Tuesday, May 27, 2008

WHO Are You Listening To? 

World Health Organization unfairly evaluates U.S.

By Grace-Marie Turner

Filed As:  Health Care

The International Policy Network in London has published a new paper for the Campaign for Fighting Diseases (CFD) that is a major contribution to the debate about how the U.S. stands among other nations on health care. You recall, of course, that the World Health Organization claims we rank 37th.

"The WHO rankings are highly influential amongst policymakers, and help drive health reforms all over the world," the CFD says. "Yet they show the USA to have a worse healthcare system than Morocco or Costa Rica — which is clearly absurd."

The CFD paper finds serious flaws with the troublesome report by the WHO, popularized in Michael Moore's SiCKO movie.

The new paper is descriptively entitled, "Trouble in the Ranks: How the World Health Organization unfairly evaluates national health care systems" and was written by Glen Whitman, an economics professor at California State University at Northridge.

Prof. Whitman concludes that countries were much more likely to get high marks from WHO if everyone in a country gets the same poor quality of care, especially if the system is socialized and tax-funded, than if a country excels in medical care but where access may be unequal.

He also points out numerous structural flaws in the WHO study:

The WHO report accepts an 80% uncertainty interval in the random samples of data collected for each country in the ratings. An 80% uncertainty level? That's virtually useless data!

Also, the study uncovers the WHO's ideological bent. For example, countries with a high level of paternalism get high marks: Health systems should be responsible not only for treating lung cancer, but for preventing smoking in the first place; not just for treating heart disease, but for getting people to exercise and lay off the fatty foods, Whitman says.

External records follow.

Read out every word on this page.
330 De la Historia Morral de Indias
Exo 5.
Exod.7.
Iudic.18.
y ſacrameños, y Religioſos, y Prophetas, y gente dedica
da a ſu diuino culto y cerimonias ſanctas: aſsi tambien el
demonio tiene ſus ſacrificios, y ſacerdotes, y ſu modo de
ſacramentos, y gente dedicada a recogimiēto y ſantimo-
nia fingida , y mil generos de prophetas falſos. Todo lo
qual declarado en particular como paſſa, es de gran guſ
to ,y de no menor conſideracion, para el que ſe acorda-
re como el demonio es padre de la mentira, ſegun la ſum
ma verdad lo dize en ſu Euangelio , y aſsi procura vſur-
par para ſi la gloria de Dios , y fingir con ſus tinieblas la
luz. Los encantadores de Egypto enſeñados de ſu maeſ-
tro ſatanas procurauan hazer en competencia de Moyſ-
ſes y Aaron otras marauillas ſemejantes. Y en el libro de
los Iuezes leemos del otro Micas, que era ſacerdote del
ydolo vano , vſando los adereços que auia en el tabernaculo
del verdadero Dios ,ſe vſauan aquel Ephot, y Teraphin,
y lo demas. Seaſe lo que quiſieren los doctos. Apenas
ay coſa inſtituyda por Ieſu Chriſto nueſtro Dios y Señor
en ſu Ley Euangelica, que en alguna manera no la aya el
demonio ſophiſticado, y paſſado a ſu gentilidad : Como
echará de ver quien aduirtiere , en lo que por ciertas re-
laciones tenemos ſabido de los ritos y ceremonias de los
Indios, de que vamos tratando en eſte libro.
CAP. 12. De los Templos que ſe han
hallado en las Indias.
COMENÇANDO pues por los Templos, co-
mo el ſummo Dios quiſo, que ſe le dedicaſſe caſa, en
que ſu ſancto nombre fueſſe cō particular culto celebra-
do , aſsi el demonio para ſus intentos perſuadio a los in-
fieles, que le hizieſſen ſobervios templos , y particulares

As we have written before, the rankings fail to include absolute healthcare measures, such as five-year cancer survival rates — critical indicators of a health system's performance, especially if you are sick and need medical care.

Prof. Whitman concludes: "These rankings are rooted in ideological beliefs and certainly not empirically-balanced and objective as the WHO claims. People interested in genuinely objective measuring of different systems, particularly for developing countries, should look elsewhere for evidence."